Cocteau attache à cette simplicité une autre exigence : un style rapide, sans qu’il soit nécessaire de lire entre les lignes. En musique comme en littérature, l’artiste doit rompre avec l’hermétisme, le flou et l’obscur du symbolisme qu’il a pratiqué à ses débuts. Cocteau favorise un style plus lisible, compréhensible, qui s’écarte d’une contrainte herméneutique. Dans un article paru en 1923 dans Les Nouvelles littéraires, il affirme son ambition : « Être assez aigu, assez rapide, pour traverser d’un seul coup le drôle et le douloureux, c’est à quoi je m’exerce[17]. » À propos de la matière sonore, il entend favoriser « une musique plus rythmée, plus nette de contour, plus française[18] » :
Mais est-ce la peine de couper les cheveux de Mélisande en quatre ? Vagues, vents, frissons, parfums, brumes de soleil et d’eau, pluie sur les feuilles, suivent leur Orphée chez les morts. Voilà le moment de faire volte-face. Après le règne du flou, soyons net. Après l’estompe, employons l’emporte-pièce. C’est le jeu nouveau[19].

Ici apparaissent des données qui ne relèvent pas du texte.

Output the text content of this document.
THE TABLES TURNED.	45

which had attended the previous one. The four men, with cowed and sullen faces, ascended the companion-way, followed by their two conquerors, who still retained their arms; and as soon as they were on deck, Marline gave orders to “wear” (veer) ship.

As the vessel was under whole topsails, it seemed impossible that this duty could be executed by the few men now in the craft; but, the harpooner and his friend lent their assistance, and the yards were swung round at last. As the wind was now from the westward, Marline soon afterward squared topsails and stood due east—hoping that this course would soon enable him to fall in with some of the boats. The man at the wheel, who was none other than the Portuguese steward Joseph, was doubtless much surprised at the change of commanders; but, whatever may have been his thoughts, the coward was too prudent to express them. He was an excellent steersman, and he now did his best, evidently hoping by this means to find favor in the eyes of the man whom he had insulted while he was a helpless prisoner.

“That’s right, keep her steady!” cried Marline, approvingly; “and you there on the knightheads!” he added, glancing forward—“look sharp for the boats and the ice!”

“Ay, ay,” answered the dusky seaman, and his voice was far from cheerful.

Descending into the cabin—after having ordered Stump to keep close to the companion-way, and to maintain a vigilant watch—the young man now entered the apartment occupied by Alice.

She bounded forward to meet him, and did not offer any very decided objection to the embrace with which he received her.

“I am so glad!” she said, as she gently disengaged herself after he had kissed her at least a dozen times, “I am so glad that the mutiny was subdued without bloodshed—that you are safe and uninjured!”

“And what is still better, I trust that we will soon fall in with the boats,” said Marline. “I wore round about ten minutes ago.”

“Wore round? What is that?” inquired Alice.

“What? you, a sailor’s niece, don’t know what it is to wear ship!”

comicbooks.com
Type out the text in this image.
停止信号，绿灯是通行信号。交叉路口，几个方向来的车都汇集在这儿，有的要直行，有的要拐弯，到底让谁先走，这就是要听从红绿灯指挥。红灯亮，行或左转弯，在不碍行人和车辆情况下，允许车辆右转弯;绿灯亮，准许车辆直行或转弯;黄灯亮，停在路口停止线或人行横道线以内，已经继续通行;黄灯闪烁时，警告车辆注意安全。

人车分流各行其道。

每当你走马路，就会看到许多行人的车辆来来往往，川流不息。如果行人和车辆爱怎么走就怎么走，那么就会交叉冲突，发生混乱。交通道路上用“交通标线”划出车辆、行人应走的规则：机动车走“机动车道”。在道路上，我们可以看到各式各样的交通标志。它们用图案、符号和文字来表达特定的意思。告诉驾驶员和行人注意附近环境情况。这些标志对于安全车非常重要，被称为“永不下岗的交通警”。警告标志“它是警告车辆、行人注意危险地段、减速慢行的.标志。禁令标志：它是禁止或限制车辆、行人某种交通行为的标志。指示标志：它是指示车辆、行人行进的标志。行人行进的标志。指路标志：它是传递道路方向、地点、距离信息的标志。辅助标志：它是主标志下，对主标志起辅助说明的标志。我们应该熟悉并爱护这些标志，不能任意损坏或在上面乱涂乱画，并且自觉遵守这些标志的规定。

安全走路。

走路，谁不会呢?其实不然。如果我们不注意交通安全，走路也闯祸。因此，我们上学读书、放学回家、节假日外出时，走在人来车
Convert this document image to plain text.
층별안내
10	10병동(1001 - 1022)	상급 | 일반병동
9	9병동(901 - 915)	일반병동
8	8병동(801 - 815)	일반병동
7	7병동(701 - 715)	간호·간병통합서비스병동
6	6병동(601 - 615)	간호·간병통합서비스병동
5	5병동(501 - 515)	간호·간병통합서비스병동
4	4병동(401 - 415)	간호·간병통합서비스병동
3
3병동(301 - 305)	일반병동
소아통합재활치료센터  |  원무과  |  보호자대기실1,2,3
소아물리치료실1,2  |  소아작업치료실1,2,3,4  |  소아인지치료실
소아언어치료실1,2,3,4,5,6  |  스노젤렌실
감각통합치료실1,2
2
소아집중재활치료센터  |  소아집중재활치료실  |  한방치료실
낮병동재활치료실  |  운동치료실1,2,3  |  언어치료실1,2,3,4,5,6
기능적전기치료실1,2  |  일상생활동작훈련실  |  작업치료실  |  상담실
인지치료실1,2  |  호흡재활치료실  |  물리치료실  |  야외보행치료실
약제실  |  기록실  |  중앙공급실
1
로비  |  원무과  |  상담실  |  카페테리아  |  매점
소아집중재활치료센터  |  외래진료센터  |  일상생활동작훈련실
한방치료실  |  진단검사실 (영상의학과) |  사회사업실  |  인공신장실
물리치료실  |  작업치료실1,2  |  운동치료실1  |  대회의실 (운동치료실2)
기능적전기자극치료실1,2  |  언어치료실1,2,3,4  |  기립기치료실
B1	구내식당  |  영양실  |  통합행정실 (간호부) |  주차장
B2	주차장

Foncièrement nationaliste, à l’image de son époque, Jean Cocteau préconise un nouvel idéal artistique qui propose de s’imprégner de l’esprit « populaire français » : il rejette l’évanescence des intrigues symbolistes et des légendes germaniques pour favoriser un univers plus réaliste mais aussi plus patriote. C’est donc dans le patrimoine français que le créateur entend puiser l’inspiration d’un livret d’opéra. Cocteau prône le retour à des sources classiques et se détache de toute forme de modernité à la mode dans les années 1920. Pour créer un art original et national, l’inspiration n’est pas à chercher du côté du jazz américain : même s’il éprouve de la curiosité pour l’urbanisme de New-York, pour le machinisme et les rythmes nègres venus d’Amérique, il ne s’agit pas pour Cocteau d’imiter les productions d’une civilisation qui n’est pas la sienne : « Les bruits du jazz band nous réveillent pour que nous en fassions un autre[20]. » Dans le premier numéro de son journal Le Coq, il affirme : « Fondation de la Ligue Anti-Moderne. Retour à la poésie. Disparition du gratte-ciel. Réapparition de la rose[21] » : cette fleur-cliché de la thématique courtoise, qui ne pouvait a priori surprendre personne, devient alors le symbole d’un renouveau qui consiste à dépoussiérer et rendre leur éclat aux motifs déjà traités par la littérature. Faire du neuf avec de l’ancien, c’est l’objectif que se fixe Cocteau, inspiré par Radiguet, qui note justement à propos de la poésie de son mentor : « Il y a en lui assez de nouveauté pour qu’il puisse se permettre de respirer une rose[22]. » Ces considérations nous permettent de mieux comprendre pourquoi les deux créateurs ont jeté leur dévolu sur un roman du XVIIIe siècle aussi classique et connu que Paul et Virginie de Bernardin de Saint-Pierre pour composer un livret d’opéra à quatre mains. Il représente un style purement français, appartenant à un patrimoine fortement ancré dans le canon littéraire ; néanmoins, il possède des touches d’exotisme qui permettaient à Cocteau d’exprimer la « négritude » qui l’inspire fortement à l’époque et de représenter un paysage dont il voit un certain reflet dans le refuge du Piquey.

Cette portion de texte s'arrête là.